Photo : Des enfants palestiniens pendant la récolte des olives à Al Walaja en 2011 - Crédit : Ryan Rodrick Beiler (Active Still Collective)
Le mois d’octobre approche, ce qui signifie que la récolte des olives en Palestine battra bientôt son plein.
La récolte des olives est une saison sacrée en Palestine, presque équivalente à une fête religieuse élargie. Il y a quelque chose dans l’air - une certaine excitation, les familles, les amis et les voisins se réunissent, les gens renouvellent leurs liens avec leur terre, et à la fin de tout cela, la subsistance pour l’année suivante se présente sous la forme d’une huile épaisse et succulente, aux teintes dorées et vertes.
Pour les journalistes et les reporters en Palestine, la récolte des olives est un moment clé de l’année civile. Chaque saison donne lieu à d’innombrables anecdotes. Malheureusement, la plupart de ces histoires ne sont pas celles que l’on imagine accompagnées une si belle saison. Depuis que j’ai commencé à faire des reportages en Palestine, la violence des colons israéliens est l’une des principales composantes de mes reportages sur la récolte des olives.

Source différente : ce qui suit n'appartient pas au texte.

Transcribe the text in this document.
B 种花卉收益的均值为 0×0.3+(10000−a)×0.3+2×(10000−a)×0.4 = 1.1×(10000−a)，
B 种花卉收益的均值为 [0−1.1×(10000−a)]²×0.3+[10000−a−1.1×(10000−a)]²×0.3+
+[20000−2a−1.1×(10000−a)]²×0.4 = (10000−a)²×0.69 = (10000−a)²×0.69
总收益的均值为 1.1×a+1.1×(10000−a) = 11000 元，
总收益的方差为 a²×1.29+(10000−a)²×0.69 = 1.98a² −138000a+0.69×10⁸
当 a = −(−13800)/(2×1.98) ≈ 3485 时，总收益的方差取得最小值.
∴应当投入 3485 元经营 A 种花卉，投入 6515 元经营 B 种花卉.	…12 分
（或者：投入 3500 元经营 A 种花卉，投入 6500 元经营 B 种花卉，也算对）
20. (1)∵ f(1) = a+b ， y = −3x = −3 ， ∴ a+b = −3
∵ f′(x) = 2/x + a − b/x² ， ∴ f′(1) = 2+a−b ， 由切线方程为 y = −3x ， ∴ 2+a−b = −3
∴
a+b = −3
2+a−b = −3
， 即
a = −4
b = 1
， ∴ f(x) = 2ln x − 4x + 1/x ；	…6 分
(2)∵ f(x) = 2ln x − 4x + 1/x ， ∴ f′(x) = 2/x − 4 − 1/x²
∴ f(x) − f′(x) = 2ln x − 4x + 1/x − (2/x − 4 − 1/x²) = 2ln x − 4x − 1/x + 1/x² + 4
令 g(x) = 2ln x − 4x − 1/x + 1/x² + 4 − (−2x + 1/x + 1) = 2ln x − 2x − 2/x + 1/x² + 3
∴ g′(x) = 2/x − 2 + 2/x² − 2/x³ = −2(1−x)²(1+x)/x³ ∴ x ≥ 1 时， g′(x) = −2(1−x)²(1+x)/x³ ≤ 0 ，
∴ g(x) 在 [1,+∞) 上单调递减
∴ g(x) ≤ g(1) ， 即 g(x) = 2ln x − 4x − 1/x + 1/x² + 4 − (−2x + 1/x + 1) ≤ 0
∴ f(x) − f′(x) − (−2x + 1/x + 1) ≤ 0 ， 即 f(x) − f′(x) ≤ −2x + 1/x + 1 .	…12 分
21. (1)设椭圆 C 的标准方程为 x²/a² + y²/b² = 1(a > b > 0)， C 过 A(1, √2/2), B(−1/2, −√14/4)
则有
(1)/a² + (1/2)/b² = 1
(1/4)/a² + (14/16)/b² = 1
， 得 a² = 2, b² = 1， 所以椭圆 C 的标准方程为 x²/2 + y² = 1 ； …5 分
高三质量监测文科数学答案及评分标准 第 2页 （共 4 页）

Pendant la période de la récolte des olives, les colons israéliens de Cisjordanie se livrent à des campagnes de violence, prenant pour cible des agriculteurs et des familles palestiniennes alors qu’ils sont dans leurs oliveraies, en train de ramasser les fruits de leurs arbres. Il ne s’agit pas seulement d’attaques physiques contre le corps des gens, mais aussi de violentes attaques contre leurs terres. J’ai vu des colons brûler des hectares de terre et d’oliviers juste avant la récolte. J’ai vu des Palestiniens âgés pleurer en voyant les arbres plantés par leurs pères, flétris et noirs parce que les colons les avaient empoisonnés. J’ai vu des familles perdre des milliers de dollars après que des colons sont venus au milieu de la nuit et ont volé leur récolte au moment où elle mûrissait, les privant de leur principale source de revenus pour l’année suivante.
Personnellement, j’attends avec impatience la récolte des olives pour toute la beauté et la joie qu’elle apporte, mais je sais que cette année ne sera pas différente des précédentes. La joie s’accompagnera inévitablement de la cruauté et de la douleur de la violence des colons.
Il y a quelques jours, j’ai parlé à des militants palestiniens qui passent chaque récolte d’olives dans les villages les plus vulnérables de Cisjordanie, accompagnant les agriculteurs jusqu’à leurs terres pour les protéger en cas d’attaque des colons. Bien entendu, face à des colons armés de bâtons, de fusils, d’autres armes et de la force de l’armée israélienne, le seul moyen de défense dont disposent ces militants est leur corps.
Alors que je me préparais à faire mon reportage sur la récolte, j’ai contacté les activistes pour leur demander quel était leur emploi du temps et si je pouvais les accompagner en tant que reporter lors de certaines de leurs activités. L’un des militants, qui est souvent confronté aux colons et aux soldats, a dit quelque chose à laquelle je ne m’attendais pas de sa part. Il m’a dit : « J’ai peur ».
Naturellement, j’ai pensé. Qui n’aurait pas peur ? Mais il s’agit de quelqu’un qui a regardé dans le canon de trop d’armes israéliennes pour pouvoir les compter, quelqu’un qui a été emprisonné pour son activisme et qui a perdu des amis et des camarades en cours de route. Malgré tout, il a toujours gardé un esprit positif et la motivation de continuer à pratiquer le sumud, ou fermeté, sur la terre.
Alors, quand il a dit qu’il craignait pour sa vie et celle des agriculteurs cette saison, j’ai compris que cette année n’allait pas être comme les précédentes. Elle allait être beaucoup, beaucoup plus grave. Les journalistes sur le terrain s’y attendent. Après tout, cette année a été marquée par certaines des pires attaques de colons contre des Palestiniens en Cisjordanie depuis des années, les pogroms de colons incendiant des villes palestiniennes entières étant de plus en plus fréquents et de plus en plus meurtriers.
Alors que la violence des colons en Cisjordanie s’aggrave chaque jour et que certains des colons les plus idéologiques et les plus violents consolident leur emprise sur le gouvernement israélien, la réalité est telle que, plutôt que de se préparer à une période de joie, de célébration et de solidarité, les Palestiniens se préparent à se battre une fois de plus pour leur vie et leur terre.